Many actors have won Oscars for producing, directing or writing, but only one has been nominated for best score: Charles Chaplin, who won in 1973 for “Limelight” and shared the prize with Ray Rasch and Larry Russell. (The 1952 film’s L.A. release waited 20 years, hence the delayed prize.)

Chaplin wrote his own music for “City Lights,” the 1931 comedy-drama many critics consider his best. It reflects the movie it serves: sweetly sentimental in a few spots, wryly funny in many more, yet never underlining the action as heavily as scores often did in the first decade of sound.

To hear the Charlotte Symphony Orchestra play it live, accompanying a screening of the film at Belk Theater, is to realize what a multifaceted genius Chaplin was. I’d seen the picture, in which a tramp (Chaplin) tries to help a blind flower girl (Virginia Cherrill) get money for an eye operation.

So I occasionally let my mind drift away from the big screen to take in aural details. I knew Chaplin as a producer, writer, director, editor and star – all of which he did on “City Lights” – and now I really listened for the first time to his score.

He allegedly could neither write nor read music, though that may be part of his legend. But he knew music. He borrowed the feeling of a contemporary, George Gershwin, for a jaunty early theme.

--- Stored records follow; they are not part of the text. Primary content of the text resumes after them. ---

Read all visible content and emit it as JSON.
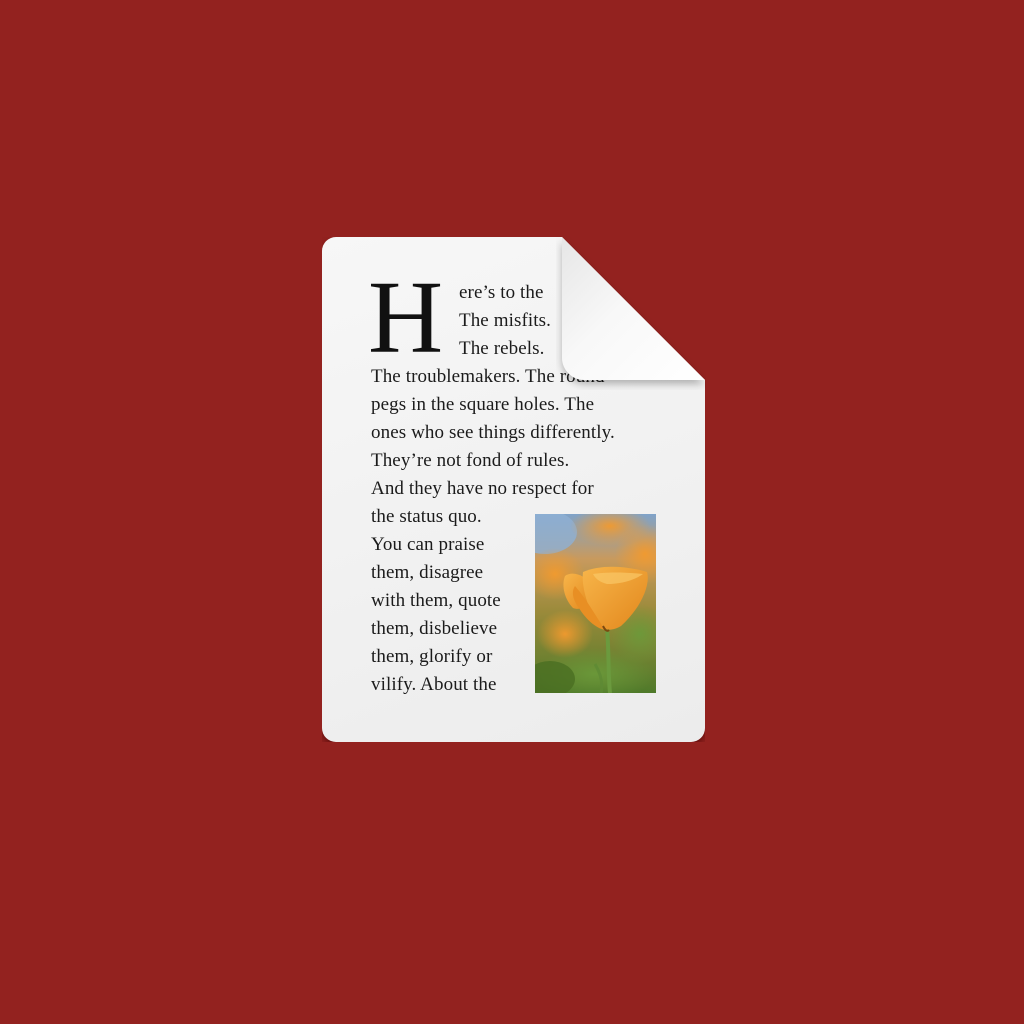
{
  "colors": {
    "background": "#93221f",
    "paper": "#f2f2f2",
    "text": "#1b1b1b",
    "flower": "#f2a12a",
    "foliage": "#5a7a2e"
  },
  "icon": {
    "name": "text-document-icon",
    "drop_cap": "H",
    "lines": [
      "ere’s to the",
      "The misfits.",
      "The rebels.",
      "The troublemakers. The round",
      "pegs in the square holes. The",
      "ones who see things differently.",
      "They’re not fond of rules.",
      "And they have no respect for",
      "the status quo.",
      "You can praise",
      "them, disagree",
      "with them, quote",
      "them, disbelieve",
      "them, glorify or",
      "vilify. About the"
    ],
    "image": "poppy-flower-photo"
  }
}
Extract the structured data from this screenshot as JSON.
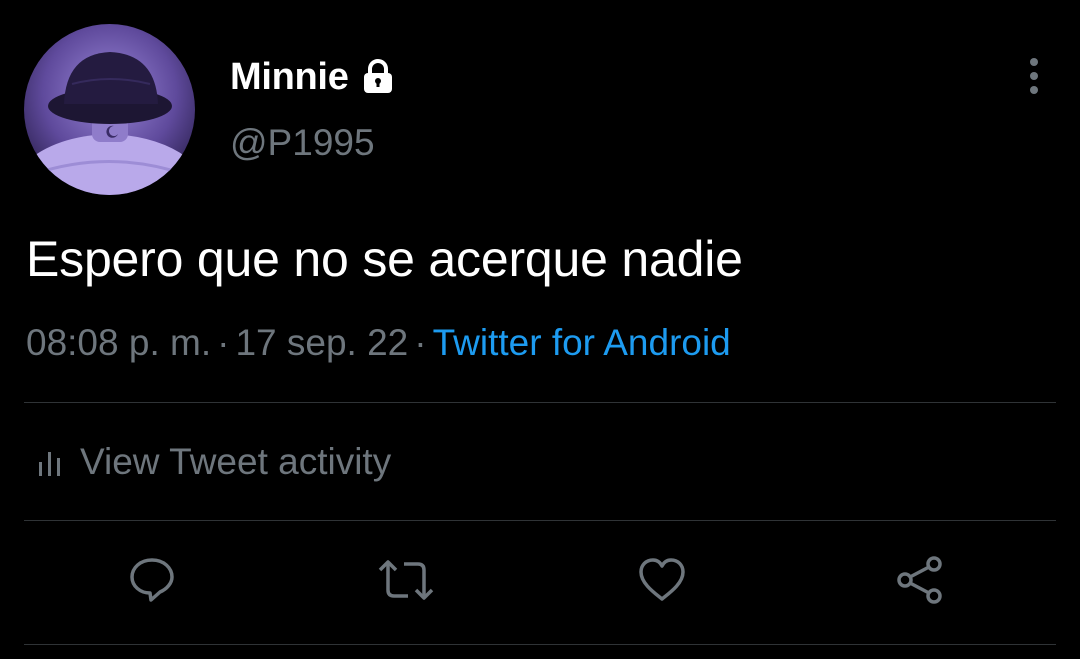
{
  "user": {
    "display_name": "Minnie",
    "handle": "@P1995",
    "protected_icon": "lock-icon",
    "avatar_icon": "avatar-photo"
  },
  "tweet": {
    "text": "Espero que no se acerque nadie",
    "time": "08:08 p. m.",
    "separator": "·",
    "date": "17 sep. 22",
    "source": "Twitter for Android"
  },
  "activity": {
    "label": "View Tweet activity",
    "icon": "bar-chart-icon"
  },
  "actions": [
    {
      "icon": "reply-icon"
    },
    {
      "icon": "retweet-icon"
    },
    {
      "icon": "like-icon"
    },
    {
      "icon": "share-icon"
    }
  ],
  "colors": {
    "background": "#000000",
    "text": "#ffffff",
    "secondary": "#6e767d",
    "link": "#1d9bf0",
    "divider": "#2f3336"
  }
}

He took a leaf from the emotional book of Giacomo Puccini, who died seven years earlier, for the pathos of a tender climax.

And he used his imagination. A laugh-out-loud boxing sequence gets not a rumbustious sound of brass or snickering commentary from the winds. Instead, as the Tramp skips away from a dangerous foe, a combination of flute, high strings and pizzicato cello has Mendelssohnian lightness.

Former assistant conductor Jacomo Rafael Bairos, now music director of the Amarillo Symphony Orchestra in Texas, came back to lead the CSO’s last pops concert of the season. He seemed to be getting as much pleasure from the job as he was giving, and the orchestra played with gusto.